While such evolutions would signal Europe's renewed focus on defense, they are likely to have a contained macroeconomic impact. Europe's defense spending focuses heavily on imports rather than domestically produced goods, so increased spending is unlikely to have a potent growth multiplier. We estimate that if defense spending is raised by 0.5 to 1.0 percentage points over a couple of years, the impact on European growth could be about 0.1 to 0.2 points per year.
All of this comes against a backdrop of a fairly austere fiscal regime in Europe. In effect, the extra spending would merely offset some of the planned tightening rather than unleash a meaningful net fiscal boost.
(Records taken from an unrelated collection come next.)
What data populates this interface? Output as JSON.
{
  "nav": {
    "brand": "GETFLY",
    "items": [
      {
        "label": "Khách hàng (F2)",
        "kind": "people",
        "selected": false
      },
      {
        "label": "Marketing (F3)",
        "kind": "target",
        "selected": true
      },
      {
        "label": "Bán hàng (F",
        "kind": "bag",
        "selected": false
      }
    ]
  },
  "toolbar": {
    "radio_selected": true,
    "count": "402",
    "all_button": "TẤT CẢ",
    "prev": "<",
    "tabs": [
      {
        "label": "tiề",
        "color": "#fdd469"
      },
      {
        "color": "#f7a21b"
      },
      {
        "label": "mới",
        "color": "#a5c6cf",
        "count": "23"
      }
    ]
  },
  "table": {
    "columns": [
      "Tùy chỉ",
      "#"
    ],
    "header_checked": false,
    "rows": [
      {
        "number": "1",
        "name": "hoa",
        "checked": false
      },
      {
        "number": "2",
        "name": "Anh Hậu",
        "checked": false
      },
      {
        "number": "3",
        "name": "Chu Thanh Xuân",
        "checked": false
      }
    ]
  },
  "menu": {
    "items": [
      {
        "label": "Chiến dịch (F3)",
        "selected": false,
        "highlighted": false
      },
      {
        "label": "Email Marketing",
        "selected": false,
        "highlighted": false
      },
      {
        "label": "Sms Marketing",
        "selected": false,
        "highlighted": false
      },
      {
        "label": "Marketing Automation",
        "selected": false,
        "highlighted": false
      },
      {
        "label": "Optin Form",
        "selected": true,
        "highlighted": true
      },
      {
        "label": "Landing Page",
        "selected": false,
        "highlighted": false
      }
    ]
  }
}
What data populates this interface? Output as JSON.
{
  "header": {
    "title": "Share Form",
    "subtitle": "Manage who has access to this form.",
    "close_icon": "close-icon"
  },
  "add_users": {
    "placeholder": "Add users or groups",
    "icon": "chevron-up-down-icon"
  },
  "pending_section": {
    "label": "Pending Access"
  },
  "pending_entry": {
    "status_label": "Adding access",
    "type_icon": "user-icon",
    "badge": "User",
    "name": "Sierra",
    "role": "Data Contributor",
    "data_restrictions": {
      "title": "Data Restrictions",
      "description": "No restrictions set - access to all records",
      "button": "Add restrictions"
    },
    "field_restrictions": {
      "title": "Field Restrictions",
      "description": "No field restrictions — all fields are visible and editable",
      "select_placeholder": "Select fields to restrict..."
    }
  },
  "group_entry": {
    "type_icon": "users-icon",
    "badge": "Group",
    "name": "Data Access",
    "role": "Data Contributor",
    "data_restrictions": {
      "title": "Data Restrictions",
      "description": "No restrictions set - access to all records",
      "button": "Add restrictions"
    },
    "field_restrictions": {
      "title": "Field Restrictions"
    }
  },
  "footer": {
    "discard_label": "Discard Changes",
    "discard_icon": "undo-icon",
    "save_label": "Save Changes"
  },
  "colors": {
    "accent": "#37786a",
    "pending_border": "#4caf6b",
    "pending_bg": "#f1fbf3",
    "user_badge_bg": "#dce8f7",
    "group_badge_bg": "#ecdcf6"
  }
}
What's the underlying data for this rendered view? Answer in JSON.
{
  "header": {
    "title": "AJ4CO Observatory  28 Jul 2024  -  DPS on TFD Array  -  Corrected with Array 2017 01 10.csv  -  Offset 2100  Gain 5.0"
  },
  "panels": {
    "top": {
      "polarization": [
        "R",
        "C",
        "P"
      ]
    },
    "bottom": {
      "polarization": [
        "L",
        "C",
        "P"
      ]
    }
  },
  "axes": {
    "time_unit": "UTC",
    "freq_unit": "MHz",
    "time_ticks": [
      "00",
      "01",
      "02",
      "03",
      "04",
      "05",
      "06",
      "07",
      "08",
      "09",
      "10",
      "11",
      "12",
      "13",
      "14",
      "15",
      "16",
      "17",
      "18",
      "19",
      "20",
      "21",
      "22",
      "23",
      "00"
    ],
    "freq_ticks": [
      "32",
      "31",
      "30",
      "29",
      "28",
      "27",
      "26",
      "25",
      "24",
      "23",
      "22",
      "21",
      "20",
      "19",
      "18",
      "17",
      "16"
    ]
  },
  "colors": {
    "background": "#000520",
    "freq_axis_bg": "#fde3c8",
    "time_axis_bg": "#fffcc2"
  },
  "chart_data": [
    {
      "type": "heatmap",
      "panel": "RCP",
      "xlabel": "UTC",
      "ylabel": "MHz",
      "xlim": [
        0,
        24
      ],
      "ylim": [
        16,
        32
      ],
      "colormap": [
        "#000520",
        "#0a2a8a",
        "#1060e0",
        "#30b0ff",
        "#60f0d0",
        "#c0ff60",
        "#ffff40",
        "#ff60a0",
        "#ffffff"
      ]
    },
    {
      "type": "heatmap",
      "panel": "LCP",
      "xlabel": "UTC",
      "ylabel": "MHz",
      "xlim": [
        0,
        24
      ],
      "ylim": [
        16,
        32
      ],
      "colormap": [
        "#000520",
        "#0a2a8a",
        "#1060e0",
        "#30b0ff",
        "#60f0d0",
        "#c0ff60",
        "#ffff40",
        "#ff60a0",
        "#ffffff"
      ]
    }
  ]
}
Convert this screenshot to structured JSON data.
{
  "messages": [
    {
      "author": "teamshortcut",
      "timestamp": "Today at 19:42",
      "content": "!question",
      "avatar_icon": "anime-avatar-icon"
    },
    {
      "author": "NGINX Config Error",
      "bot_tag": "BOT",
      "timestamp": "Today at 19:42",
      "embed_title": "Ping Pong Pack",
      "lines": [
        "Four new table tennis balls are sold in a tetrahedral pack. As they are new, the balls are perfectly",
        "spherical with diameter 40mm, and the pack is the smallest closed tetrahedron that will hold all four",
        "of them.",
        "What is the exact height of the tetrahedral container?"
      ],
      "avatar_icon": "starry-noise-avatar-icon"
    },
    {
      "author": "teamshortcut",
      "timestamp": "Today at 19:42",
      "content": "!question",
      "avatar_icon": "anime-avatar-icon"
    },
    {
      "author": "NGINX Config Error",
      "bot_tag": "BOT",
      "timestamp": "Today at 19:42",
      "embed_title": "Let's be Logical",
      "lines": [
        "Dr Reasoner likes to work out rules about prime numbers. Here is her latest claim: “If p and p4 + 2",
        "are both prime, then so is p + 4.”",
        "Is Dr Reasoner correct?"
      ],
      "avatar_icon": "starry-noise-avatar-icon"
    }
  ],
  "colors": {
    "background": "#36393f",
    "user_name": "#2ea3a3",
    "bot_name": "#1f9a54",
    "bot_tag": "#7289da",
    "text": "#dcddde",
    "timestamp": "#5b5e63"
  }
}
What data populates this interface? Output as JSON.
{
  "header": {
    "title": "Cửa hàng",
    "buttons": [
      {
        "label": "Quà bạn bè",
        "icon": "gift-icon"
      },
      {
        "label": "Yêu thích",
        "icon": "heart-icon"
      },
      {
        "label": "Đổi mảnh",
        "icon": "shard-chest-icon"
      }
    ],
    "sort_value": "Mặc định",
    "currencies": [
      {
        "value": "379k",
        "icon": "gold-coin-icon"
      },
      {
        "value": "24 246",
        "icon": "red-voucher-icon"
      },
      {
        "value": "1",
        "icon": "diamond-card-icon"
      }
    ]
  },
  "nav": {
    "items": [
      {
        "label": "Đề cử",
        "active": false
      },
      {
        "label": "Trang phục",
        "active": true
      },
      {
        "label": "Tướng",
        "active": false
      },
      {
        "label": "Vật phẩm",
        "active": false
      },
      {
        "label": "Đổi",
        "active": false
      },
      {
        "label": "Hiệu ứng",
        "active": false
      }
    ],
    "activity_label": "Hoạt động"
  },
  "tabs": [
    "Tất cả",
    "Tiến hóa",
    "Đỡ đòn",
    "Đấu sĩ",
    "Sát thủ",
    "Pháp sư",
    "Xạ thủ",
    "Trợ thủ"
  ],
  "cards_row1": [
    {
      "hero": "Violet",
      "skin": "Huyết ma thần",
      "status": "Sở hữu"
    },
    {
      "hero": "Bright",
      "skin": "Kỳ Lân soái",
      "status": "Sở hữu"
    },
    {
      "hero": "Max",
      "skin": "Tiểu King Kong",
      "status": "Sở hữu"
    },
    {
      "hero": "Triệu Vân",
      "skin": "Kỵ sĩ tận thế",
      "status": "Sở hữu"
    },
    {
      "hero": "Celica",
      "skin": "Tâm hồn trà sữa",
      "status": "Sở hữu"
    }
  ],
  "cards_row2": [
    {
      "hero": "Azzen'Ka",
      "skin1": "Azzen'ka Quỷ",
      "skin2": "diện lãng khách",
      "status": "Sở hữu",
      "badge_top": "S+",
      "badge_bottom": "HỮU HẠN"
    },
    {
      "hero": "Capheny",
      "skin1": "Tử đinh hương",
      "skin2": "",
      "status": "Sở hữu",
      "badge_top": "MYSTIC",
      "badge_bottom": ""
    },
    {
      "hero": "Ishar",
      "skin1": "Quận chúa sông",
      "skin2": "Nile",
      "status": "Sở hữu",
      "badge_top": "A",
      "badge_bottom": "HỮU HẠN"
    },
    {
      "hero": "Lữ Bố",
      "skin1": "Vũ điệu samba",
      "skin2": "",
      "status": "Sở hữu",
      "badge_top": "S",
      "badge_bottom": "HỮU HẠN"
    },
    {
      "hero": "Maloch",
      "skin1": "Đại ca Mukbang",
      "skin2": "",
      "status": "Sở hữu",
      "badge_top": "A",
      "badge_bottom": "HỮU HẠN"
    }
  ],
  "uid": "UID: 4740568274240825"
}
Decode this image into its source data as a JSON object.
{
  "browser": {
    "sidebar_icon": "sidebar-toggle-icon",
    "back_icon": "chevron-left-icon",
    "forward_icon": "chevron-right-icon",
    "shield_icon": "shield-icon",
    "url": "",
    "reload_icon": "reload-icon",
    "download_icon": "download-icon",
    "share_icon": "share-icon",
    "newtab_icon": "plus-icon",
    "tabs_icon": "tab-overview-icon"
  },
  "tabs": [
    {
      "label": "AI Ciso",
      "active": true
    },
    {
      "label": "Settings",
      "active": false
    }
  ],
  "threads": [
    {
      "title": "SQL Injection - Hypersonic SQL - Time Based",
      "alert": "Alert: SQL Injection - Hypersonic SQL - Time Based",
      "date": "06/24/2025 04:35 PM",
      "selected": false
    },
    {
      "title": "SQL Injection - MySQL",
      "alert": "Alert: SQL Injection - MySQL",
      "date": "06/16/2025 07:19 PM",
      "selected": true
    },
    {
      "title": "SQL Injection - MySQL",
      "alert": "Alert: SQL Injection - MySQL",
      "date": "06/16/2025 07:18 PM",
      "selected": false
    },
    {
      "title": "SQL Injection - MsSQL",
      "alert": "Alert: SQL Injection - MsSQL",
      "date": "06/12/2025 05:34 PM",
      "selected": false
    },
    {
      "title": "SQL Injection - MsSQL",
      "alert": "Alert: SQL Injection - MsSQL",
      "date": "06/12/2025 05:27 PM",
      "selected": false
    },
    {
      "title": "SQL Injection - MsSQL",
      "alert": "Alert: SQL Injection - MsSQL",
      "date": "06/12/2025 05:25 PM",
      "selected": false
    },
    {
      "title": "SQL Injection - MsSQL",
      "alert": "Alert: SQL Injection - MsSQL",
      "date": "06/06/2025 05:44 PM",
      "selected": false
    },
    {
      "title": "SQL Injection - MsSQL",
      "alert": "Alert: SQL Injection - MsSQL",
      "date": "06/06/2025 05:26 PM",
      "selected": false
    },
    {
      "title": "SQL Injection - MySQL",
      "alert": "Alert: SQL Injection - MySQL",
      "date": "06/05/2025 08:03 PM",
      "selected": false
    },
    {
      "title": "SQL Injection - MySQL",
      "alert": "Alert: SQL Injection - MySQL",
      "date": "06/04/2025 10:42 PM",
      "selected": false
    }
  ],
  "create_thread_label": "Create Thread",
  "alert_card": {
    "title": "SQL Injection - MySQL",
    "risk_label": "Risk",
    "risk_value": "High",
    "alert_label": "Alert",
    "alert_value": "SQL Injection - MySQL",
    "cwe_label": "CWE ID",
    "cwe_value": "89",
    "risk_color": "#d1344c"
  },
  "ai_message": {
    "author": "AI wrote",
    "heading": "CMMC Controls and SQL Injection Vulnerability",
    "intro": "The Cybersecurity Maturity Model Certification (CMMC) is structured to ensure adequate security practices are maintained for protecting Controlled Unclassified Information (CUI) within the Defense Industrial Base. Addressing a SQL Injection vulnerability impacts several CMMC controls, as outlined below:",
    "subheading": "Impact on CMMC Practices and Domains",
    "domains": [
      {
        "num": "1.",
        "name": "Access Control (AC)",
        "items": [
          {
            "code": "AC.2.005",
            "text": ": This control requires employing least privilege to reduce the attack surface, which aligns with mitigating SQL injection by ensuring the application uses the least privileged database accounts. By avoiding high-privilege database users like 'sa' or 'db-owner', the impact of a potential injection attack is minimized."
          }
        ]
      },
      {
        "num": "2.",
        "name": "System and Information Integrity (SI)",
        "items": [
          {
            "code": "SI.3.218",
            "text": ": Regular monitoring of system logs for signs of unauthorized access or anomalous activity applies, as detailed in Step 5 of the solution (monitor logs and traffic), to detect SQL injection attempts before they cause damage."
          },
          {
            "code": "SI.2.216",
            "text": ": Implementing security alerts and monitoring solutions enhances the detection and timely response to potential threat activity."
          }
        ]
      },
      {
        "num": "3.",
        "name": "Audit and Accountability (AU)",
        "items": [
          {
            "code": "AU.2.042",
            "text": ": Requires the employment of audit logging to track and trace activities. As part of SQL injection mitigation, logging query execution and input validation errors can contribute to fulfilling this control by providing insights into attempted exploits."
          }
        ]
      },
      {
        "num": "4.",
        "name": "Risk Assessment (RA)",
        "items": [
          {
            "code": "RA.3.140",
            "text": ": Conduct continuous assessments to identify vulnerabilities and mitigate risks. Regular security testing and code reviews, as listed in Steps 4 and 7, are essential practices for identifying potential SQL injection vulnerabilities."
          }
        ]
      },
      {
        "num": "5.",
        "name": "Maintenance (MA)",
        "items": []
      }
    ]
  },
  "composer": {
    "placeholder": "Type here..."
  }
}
Note also that Europe's export-oriented growth model will be significantly challenged by the rise in global protectionism. For example, the steep rise in global trade uncertainty is likely to dent corporate investments, as seen during 2018-2019 in Trump's first term. The prospect of a possible resolution of the Russia-Ukraine conflict - which could entail lower gas prices and some boost from reconstruction efforts - could provide a partial offset, but likely only a modest one.
Investment takeaways
Overall, the weak outlook for the German and European economies and ongoing disinflation mean that European duration remains attractive for European investors and can serve as a good diversifier in global portfolios, in our view. We also favor positioning for steeper yield curves, with the European Central Bank (ECB) likely to continue easing policy and with higher sovereign issuance potentially leading to an underperformance of longer-maturity bonds.